Perhaps most importantly, Orum’s journey highlights why infrastructure companies need a longer-term vision that extends beyond immediate market needs. As Stephany explains, “We really feel like we’re enablers of what will become net new categories of innovation and infrastructure that goes beyond just the payments piece.”
This focus on enabling future innovation shapes everything from product development to market positioning. It’s not just about solving today’s payment problems – it’s about asking deeper questions like “what role does identity and fraud and thus data around those two vectors play in ultimately optimizing both payments and financial services in the future?”

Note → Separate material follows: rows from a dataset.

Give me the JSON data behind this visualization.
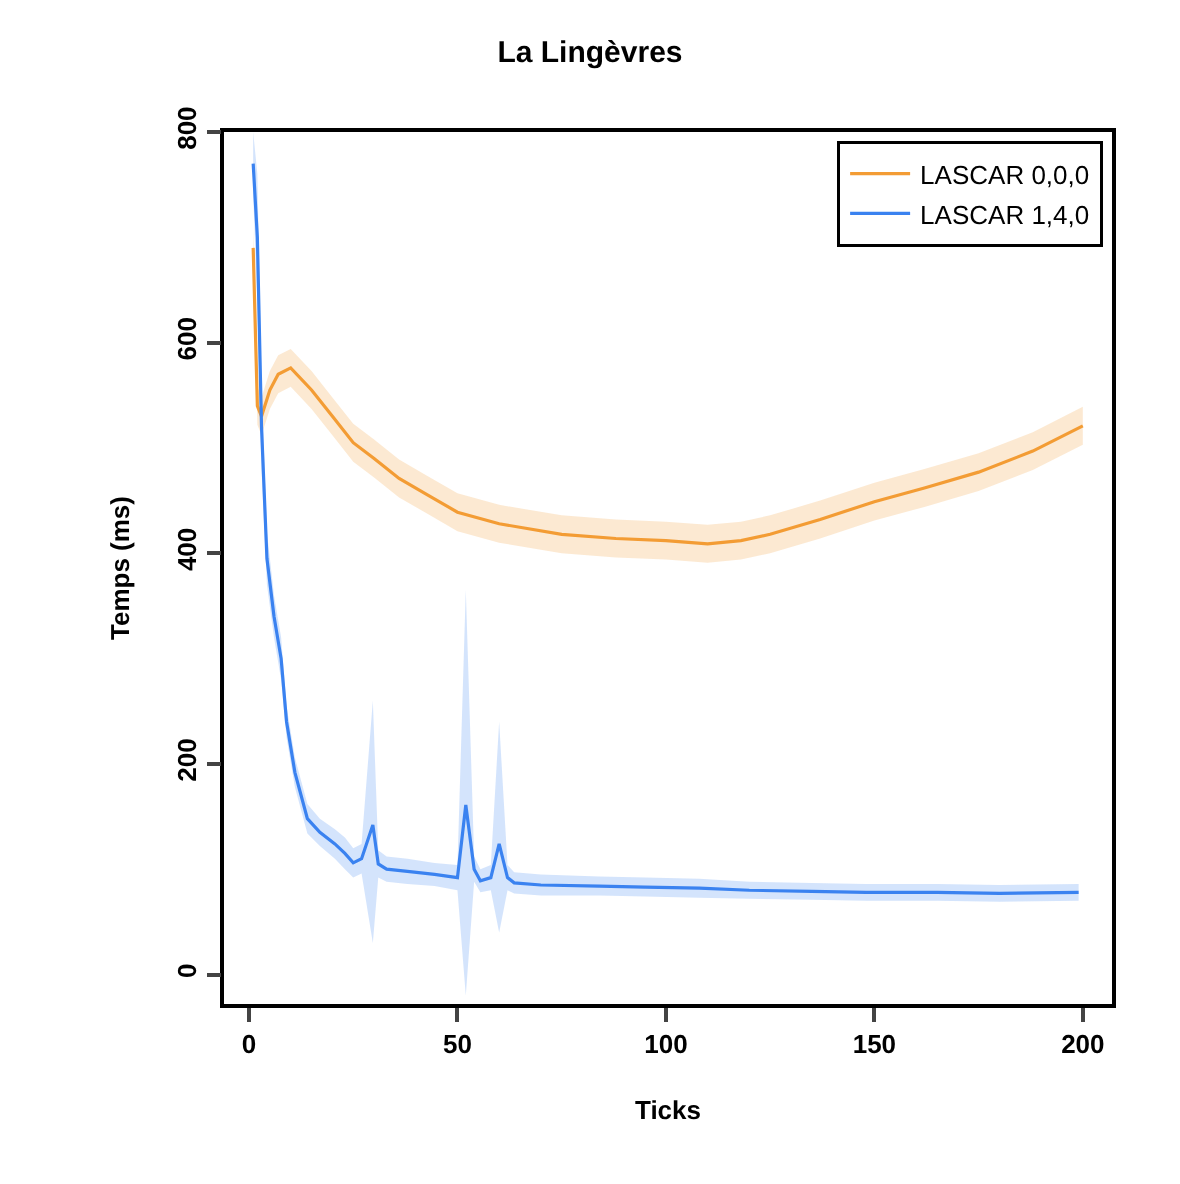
{
  "chart_data": {
    "type": "line",
    "title": "La Lingèvres",
    "xlabel": "Ticks",
    "ylabel": "Temps (ms)",
    "xlim": [
      -6,
      207
    ],
    "xticks": [
      0,
      50,
      100,
      150,
      200
    ],
    "ylim": [
      -28,
      800
    ],
    "yticks": [
      0,
      200,
      400,
      600,
      800
    ],
    "grid": false,
    "legend": "top right",
    "line_style": "solid",
    "marker": "none",
    "series": [
      {
        "name": "LASCAR 0,0,0",
        "color": "#f39c34",
        "x": [
          1,
          2,
          3,
          5,
          7,
          10,
          15,
          20,
          25,
          30,
          36,
          43,
          50,
          60,
          75,
          88,
          100,
          110,
          118,
          125,
          137,
          150,
          162,
          175,
          188,
          200
        ],
        "values": [
          690,
          540,
          530,
          555,
          570,
          576,
          555,
          530,
          505,
          490,
          471,
          455,
          439,
          428,
          418,
          414,
          412,
          409,
          412,
          418,
          432,
          449,
          462,
          477,
          497,
          521
        ],
        "lower": [
          672,
          522,
          512,
          537,
          552,
          558,
          537,
          512,
          487,
          472,
          453,
          437,
          421,
          410,
          400,
          396,
          394,
          391,
          394,
          400,
          414,
          431,
          444,
          459,
          479,
          503
        ],
        "upper": [
          708,
          558,
          548,
          573,
          588,
          594,
          573,
          548,
          523,
          508,
          489,
          473,
          457,
          446,
          436,
          432,
          430,
          427,
          430,
          436,
          450,
          467,
          480,
          495,
          515,
          539
        ]
      },
      {
        "name": "LASCAR 1,4,0",
        "color": "#3a82f0",
        "x": [
          1,
          2,
          3,
          4.3,
          6,
          7.7,
          9,
          11,
          14,
          17,
          20.6,
          23,
          25,
          27,
          29.7,
          31,
          33,
          38,
          44.5,
          50,
          52,
          54,
          55.5,
          58,
          60,
          62,
          63.6,
          70,
          84,
          95,
          108,
          120,
          135,
          148,
          165,
          180,
          199
        ],
        "values": [
          770,
          700,
          520,
          395,
          340,
          300,
          240,
          192,
          148,
          135,
          124,
          115,
          106,
          110,
          142,
          105,
          100,
          98,
          95,
          92,
          161,
          100,
          89,
          92,
          124,
          92,
          87,
          85,
          84,
          83,
          82,
          80,
          79,
          78,
          78,
          77,
          78
        ],
        "lower": [
          740,
          640,
          480,
          370,
          320,
          280,
          225,
          178,
          134,
          122,
          110,
          100,
          92,
          96,
          30,
          92,
          88,
          86,
          84,
          80,
          -20,
          88,
          78,
          80,
          40,
          80,
          77,
          75,
          75,
          74,
          73,
          72,
          71,
          70,
          70,
          69,
          70
        ],
        "upper": [
          800,
          760,
          560,
          420,
          360,
          320,
          255,
          206,
          162,
          148,
          138,
          130,
          120,
          124,
          260,
          118,
          112,
          110,
          106,
          104,
          365,
          112,
          100,
          104,
          240,
          104,
          97,
          95,
          93,
          92,
          91,
          88,
          87,
          86,
          86,
          85,
          86
        ]
      }
    ]
  }
}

The lesson for founders? Building infrastructure requires a fundamentally different approach than consumer or SaaS products. You need more complete initial offerings, sophisticated GTM motions that can evolve with the market, and a vision that encompasses both current needs and future possibilities.
As Stephany puts it, “It’s a whole new frontier when you stop having to ask how or how fast to move money.” This frontier demands new playbooks – ones that acknowledge the unique challenges of selling complex technical solutions while painting a vision of transformed possibilities.

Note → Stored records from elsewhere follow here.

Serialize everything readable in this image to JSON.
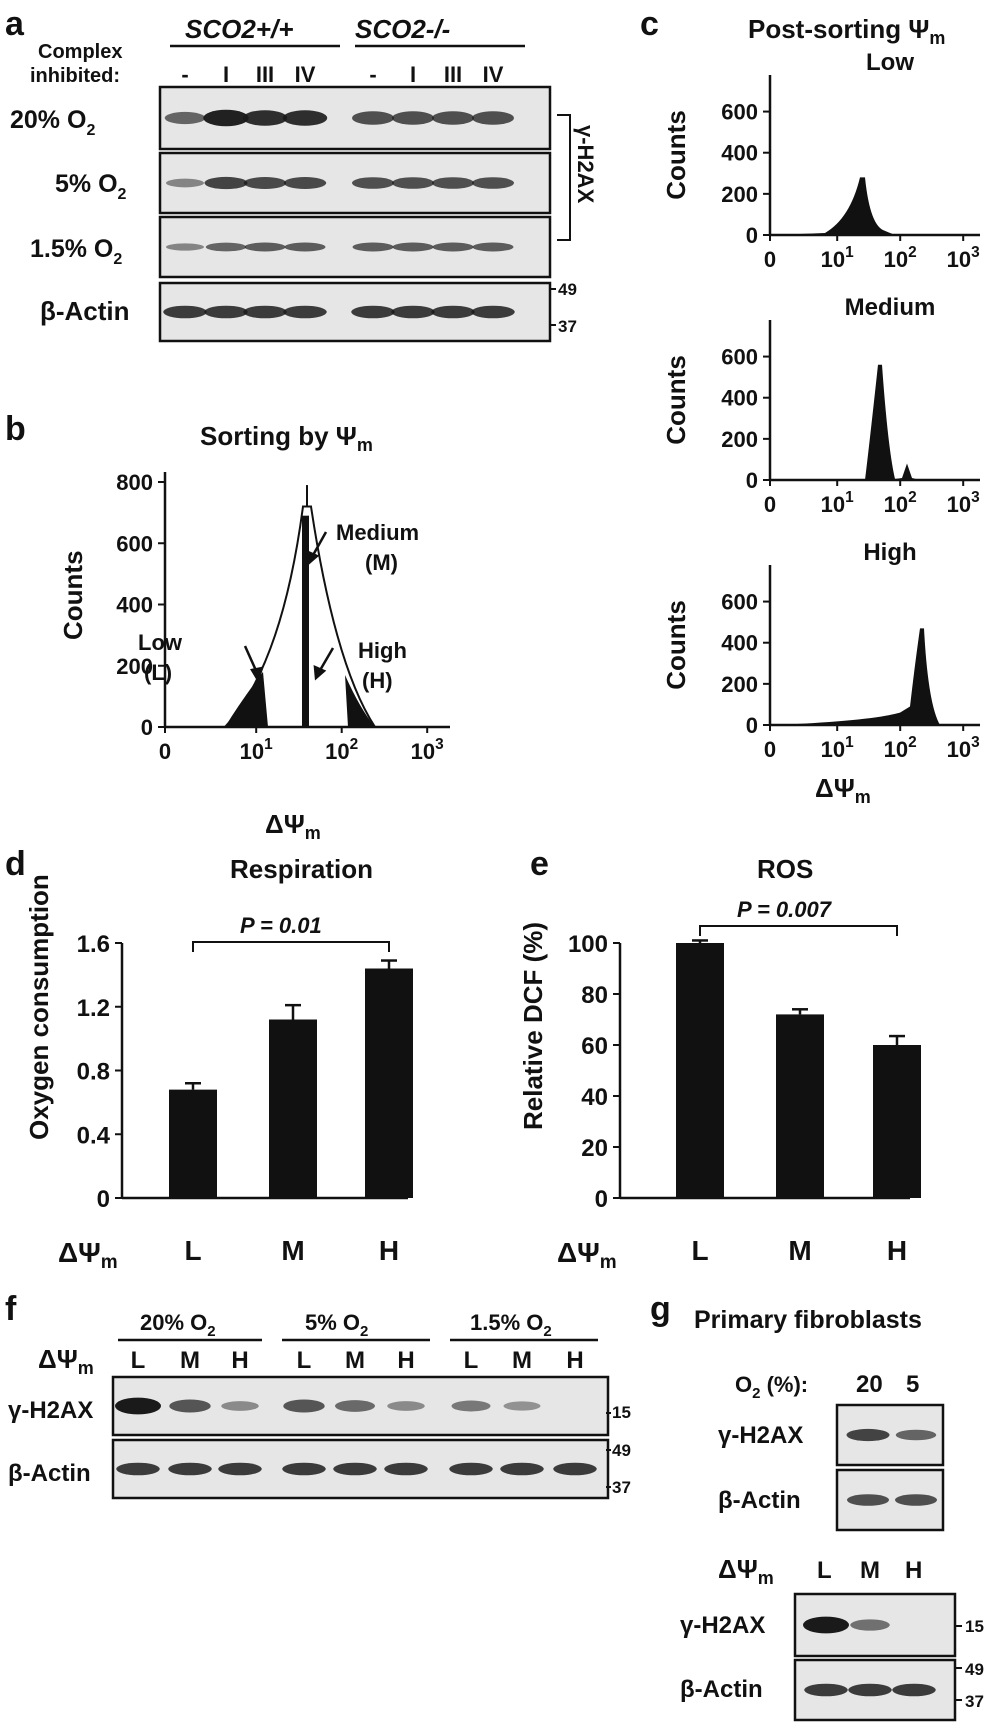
{
  "panels": {
    "a": {
      "letter": "a",
      "genotypes": [
        "SCO2+/+",
        "SCO2-/-"
      ],
      "complex_label_1": "Complex",
      "complex_label_2": "inhibited:",
      "lanes": [
        "-",
        "I",
        "III",
        "IV",
        "-",
        "I",
        "III",
        "IV"
      ],
      "rows": [
        "20% O",
        "5% O",
        "1.5% O"
      ],
      "row_sub": "2",
      "actin": "β-Actin",
      "target": "γ-H2AX",
      "mw": [
        "49",
        "37"
      ],
      "bands": {
        "r0": [
          0.45,
          0.95,
          0.85,
          0.85,
          0.6,
          0.6,
          0.6,
          0.6
        ],
        "r1": [
          0.2,
          0.7,
          0.65,
          0.65,
          0.6,
          0.6,
          0.6,
          0.6
        ],
        "r2": [
          0.2,
          0.45,
          0.5,
          0.5,
          0.5,
          0.5,
          0.5,
          0.5
        ],
        "actin": [
          0.75,
          0.75,
          0.75,
          0.75,
          0.75,
          0.75,
          0.75,
          0.75
        ]
      }
    },
    "b": {
      "letter": "b",
      "title": "Sorting by Ψ",
      "title_sub": "m",
      "ylabel": "Counts",
      "yticks": [
        "0",
        "200",
        "400",
        "600",
        "800"
      ],
      "xticks": [
        "0",
        "10",
        "10",
        "10"
      ],
      "xtick_exp": [
        "",
        "1",
        "2",
        "3"
      ],
      "xlabel": "ΔΨ",
      "xlabel_sub": "m",
      "labels": {
        "low1": "Low",
        "low2": "(L)",
        "med1": "Medium",
        "med2": "(M)",
        "high1": "High",
        "high2": "(H)"
      }
    },
    "c": {
      "letter": "c",
      "title": "Post-sorting Ψ",
      "title_sub": "m",
      "ylabel": "Counts",
      "yticks": [
        "0",
        "200",
        "400",
        "600"
      ],
      "xticks": [
        "0",
        "10",
        "10",
        "10"
      ],
      "xtick_exp": [
        "",
        "1",
        "2",
        "3"
      ],
      "xlabel": "ΔΨ",
      "xlabel_sub": "m",
      "subplots": [
        "Low",
        "Medium",
        "High"
      ]
    },
    "d": {
      "letter": "d",
      "title": "Respiration",
      "ylabel": "Oxygen consumption",
      "yticks": [
        "0",
        "0.4",
        "0.8",
        "1.2",
        "1.6"
      ],
      "pval": "P = 0.01",
      "x_prefix": "ΔΨ",
      "x_prefix_sub": "m"
    },
    "e": {
      "letter": "e",
      "title": "ROS",
      "ylabel": "Relative DCF (%)",
      "yticks": [
        "0",
        "20",
        "40",
        "60",
        "80",
        "100"
      ],
      "pval": "P = 0.007",
      "x_prefix": "ΔΨ",
      "x_prefix_sub": "m"
    },
    "f": {
      "letter": "f",
      "groups": [
        "20% O",
        "5% O",
        "1.5% O"
      ],
      "group_sub": "2",
      "row_prefix": "ΔΨ",
      "row_prefix_sub": "m",
      "lanes": [
        "L",
        "M",
        "H",
        "L",
        "M",
        "H",
        "L",
        "M",
        "H"
      ],
      "target": "γ-H2AX",
      "actin": "β-Actin",
      "mw": [
        "15",
        "49",
        "37"
      ],
      "bands": {
        "target": [
          1.0,
          0.55,
          0.15,
          0.55,
          0.4,
          0.15,
          0.3,
          0.1,
          0.0
        ],
        "actin": [
          0.75,
          0.75,
          0.75,
          0.75,
          0.75,
          0.75,
          0.75,
          0.75,
          0.75
        ]
      }
    },
    "g": {
      "letter": "g",
      "title": "Primary fibroblasts",
      "o2_label": "O",
      "o2_sub": "2",
      "o2_unit": " (%):",
      "o2_lanes": [
        "20",
        "5"
      ],
      "target": "γ-H2AX",
      "actin": "β-Actin",
      "row_prefix": "ΔΨ",
      "row_prefix_sub": "m",
      "lanes": [
        "L",
        "M",
        "H"
      ],
      "mw": [
        "15",
        "49",
        "37"
      ],
      "bands_top": {
        "target": [
          0.7,
          0.45
        ],
        "actin": [
          0.6,
          0.6
        ]
      },
      "bands_bottom": {
        "target": [
          1.0,
          0.35,
          0.0
        ],
        "actin": [
          0.75,
          0.75,
          0.75
        ]
      }
    }
  },
  "chart_data": [
    {
      "type": "bar",
      "title": "Respiration",
      "categories": [
        "L",
        "M",
        "H"
      ],
      "values": [
        0.68,
        1.12,
        1.44
      ],
      "errors": [
        0.04,
        0.09,
        0.05
      ],
      "ylabel": "Oxygen consumption",
      "ylim": [
        0,
        1.6
      ]
    },
    {
      "type": "bar",
      "title": "ROS",
      "categories": [
        "L",
        "M",
        "H"
      ],
      "values": [
        100,
        72,
        60
      ],
      "errors": [
        1,
        2,
        3.5
      ],
      "ylabel": "Relative DCF (%)",
      "ylim": [
        0,
        100
      ]
    }
  ],
  "colors": {
    "bar": "#111111",
    "blot_bg": "#e6e6e6",
    "band": "#1a1a1a"
  }
}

While there is increased intent to fund female-founded startups, Stephany believes that the lack of women in tech entrepreneurship stems from a deeper supply problem. To create generational change, we need to invest in exposing girls to STEM, computer science, and technology from an early age, enabling them to become future founders and leaders.
In the payments space, having a minimum viable product (MVP) is not enough. Customers need to experience a fully functioning solution before they are willing to switch providers. Focus on building a complete offering that demonstrates your unique value proposition and differentiates you from competitors.
Coming from a consumer background, Stephany had to learn and iterate on her approach to B2B sales and marketing. From creating compelling demos that showcase the customer experience to structuring flexible pricing models, founders need to continuously adapt to the needs of their target market.
While Orum currently sits at the intersection of payments infrastructure and financial services infrastructure, the company's long-term vision is to enable entirely new categories of innovation by rewriting the underlying infrastructure layer. By solving fundamental constraints, they aim to empower their clients to build groundbreaking products and services.
Orum's ultimate goal is to power a better financial system where everyone has the freedom to build to their potential. By providing the scaffolding for a new financial infrastructure, they seek to inspire new habits and possibilities, embolden their partners and users, and create a more inclusive framework for financial services.